Dude, what free market?

May 23rd, 2008 | by Brian Schwartz |

Mike Cerbo The big lie behind pushing politician-controlled health care is: that the United States has a free-market in health care, and that it’s to blame for costs of medical care and insurance being so hight. AFL-CIO executives John Sweeney and Mike Cerbo perpetuate this in a commentary in Thursday’s Denver Post . To be fair, I have no evidence that they are lying, that is, trying to deceive anyone. So I’ll frame my critique as trying to understand them.

Sweeny and Cerbo write:

For working families, the choice is obvious. The AFL-CIO recently conducted a survey of more than 26,000 Americans, providing strong evidence that the free market is not working.

What do they mean by a free market ? Earlier in the article they write

Without the incentive of being able to provide untaxed health care benefits, many employers would drop coverage and workers would be pushed en masse into the private health care marketplace.

Here they refer to the federal tax code, which allows companies to buy you an insurance policy tax-free, but forbids you to do so if your company offers insurance. This doesn’t sound like a free-market policy to me. In a free market, people are free to exchange goods and services without interference of a third party that penalizes or encourages certain transactions. Yet, this tax policy rewards consumers who buy insurance through their employer and penalizes those who seek other means. How can this be a free market?

(Other means include an individual policy or through other groups such as professional organizations.
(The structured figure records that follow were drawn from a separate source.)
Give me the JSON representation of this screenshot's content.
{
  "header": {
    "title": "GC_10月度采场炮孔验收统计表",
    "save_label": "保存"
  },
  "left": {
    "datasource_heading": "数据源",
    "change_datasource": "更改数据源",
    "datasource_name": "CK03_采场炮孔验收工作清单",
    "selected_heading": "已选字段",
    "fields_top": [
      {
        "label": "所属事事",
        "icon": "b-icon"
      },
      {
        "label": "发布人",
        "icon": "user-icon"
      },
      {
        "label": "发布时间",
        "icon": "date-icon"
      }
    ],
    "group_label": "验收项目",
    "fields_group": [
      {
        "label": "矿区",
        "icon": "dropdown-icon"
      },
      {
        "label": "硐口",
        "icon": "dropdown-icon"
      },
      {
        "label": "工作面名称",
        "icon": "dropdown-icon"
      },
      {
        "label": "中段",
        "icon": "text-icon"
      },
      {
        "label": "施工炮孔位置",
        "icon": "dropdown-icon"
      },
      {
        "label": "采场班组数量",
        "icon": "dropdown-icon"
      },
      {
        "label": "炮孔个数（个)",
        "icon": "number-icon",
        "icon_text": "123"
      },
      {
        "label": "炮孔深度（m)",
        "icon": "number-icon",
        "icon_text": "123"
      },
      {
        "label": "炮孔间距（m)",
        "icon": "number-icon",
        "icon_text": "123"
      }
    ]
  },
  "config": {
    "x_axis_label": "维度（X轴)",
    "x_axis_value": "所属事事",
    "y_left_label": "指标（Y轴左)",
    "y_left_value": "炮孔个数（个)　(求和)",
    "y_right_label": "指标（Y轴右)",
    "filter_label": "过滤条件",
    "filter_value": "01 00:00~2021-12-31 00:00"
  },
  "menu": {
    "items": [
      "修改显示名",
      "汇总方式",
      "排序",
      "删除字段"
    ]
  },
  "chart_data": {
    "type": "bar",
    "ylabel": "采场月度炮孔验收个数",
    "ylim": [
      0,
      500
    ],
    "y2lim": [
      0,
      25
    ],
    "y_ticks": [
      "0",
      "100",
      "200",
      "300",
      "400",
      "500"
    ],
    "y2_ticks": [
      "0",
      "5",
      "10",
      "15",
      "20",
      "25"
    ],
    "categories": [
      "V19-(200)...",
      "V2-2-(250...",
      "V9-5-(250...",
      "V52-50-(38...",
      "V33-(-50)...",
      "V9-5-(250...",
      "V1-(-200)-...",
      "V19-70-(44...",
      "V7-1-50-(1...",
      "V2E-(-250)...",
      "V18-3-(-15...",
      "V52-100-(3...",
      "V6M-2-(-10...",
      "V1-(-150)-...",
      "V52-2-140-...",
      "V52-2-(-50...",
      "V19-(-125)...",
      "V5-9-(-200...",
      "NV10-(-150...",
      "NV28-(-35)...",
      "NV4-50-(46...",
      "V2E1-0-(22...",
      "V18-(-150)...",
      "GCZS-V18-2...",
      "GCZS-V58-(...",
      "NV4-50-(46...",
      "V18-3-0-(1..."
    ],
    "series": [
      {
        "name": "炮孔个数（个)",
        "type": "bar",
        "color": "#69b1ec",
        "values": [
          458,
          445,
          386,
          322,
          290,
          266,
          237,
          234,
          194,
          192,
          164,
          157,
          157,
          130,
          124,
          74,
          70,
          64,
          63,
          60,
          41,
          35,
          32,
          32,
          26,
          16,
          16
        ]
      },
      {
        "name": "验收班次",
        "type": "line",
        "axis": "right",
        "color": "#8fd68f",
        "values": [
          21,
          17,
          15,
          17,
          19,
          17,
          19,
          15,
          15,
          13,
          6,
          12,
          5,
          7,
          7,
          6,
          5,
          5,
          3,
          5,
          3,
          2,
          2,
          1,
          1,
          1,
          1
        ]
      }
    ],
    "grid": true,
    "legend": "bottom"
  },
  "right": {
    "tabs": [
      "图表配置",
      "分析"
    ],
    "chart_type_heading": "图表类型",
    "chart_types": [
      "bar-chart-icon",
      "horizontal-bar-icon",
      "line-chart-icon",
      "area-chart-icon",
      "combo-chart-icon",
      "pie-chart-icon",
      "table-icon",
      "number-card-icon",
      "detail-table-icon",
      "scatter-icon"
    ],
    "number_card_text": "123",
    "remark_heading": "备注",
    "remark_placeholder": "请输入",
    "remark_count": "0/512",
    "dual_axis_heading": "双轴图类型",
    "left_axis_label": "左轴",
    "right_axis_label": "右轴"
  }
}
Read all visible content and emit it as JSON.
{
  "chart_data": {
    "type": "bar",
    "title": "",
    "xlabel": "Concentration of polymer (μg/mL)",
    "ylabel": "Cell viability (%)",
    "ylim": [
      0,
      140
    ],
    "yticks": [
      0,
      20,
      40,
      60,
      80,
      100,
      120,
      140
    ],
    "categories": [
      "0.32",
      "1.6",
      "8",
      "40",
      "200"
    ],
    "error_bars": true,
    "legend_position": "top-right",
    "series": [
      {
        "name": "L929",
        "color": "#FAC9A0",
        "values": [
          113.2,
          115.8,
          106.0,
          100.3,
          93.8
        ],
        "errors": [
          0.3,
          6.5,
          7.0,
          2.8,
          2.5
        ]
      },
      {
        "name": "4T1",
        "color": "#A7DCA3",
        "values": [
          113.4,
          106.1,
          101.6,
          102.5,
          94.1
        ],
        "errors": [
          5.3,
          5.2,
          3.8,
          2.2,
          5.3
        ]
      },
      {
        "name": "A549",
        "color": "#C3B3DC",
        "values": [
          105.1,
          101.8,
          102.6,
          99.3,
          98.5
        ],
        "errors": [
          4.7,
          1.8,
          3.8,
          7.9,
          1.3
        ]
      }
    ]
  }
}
I’d like to learn more about regulations against this latter type, which is also government interference in the free market.)

Sweeney and Cerbo address benefits mandates (I assume) when they write that under McCain’s health care reform plan:

existing regulations would also be eliminated. For example, state laws that mandate coverage for mammograms or hospital stays after childbirth could be ignored at will.

How can Sweeney and Cerbo claim that there’s a free-market in health insurance when state laws mandate such coverage? Such laws make it a crime for consumers to buy a policy without mandated benefits. How is this a free market? See more about how mandates drive up the cost of insurance here and here.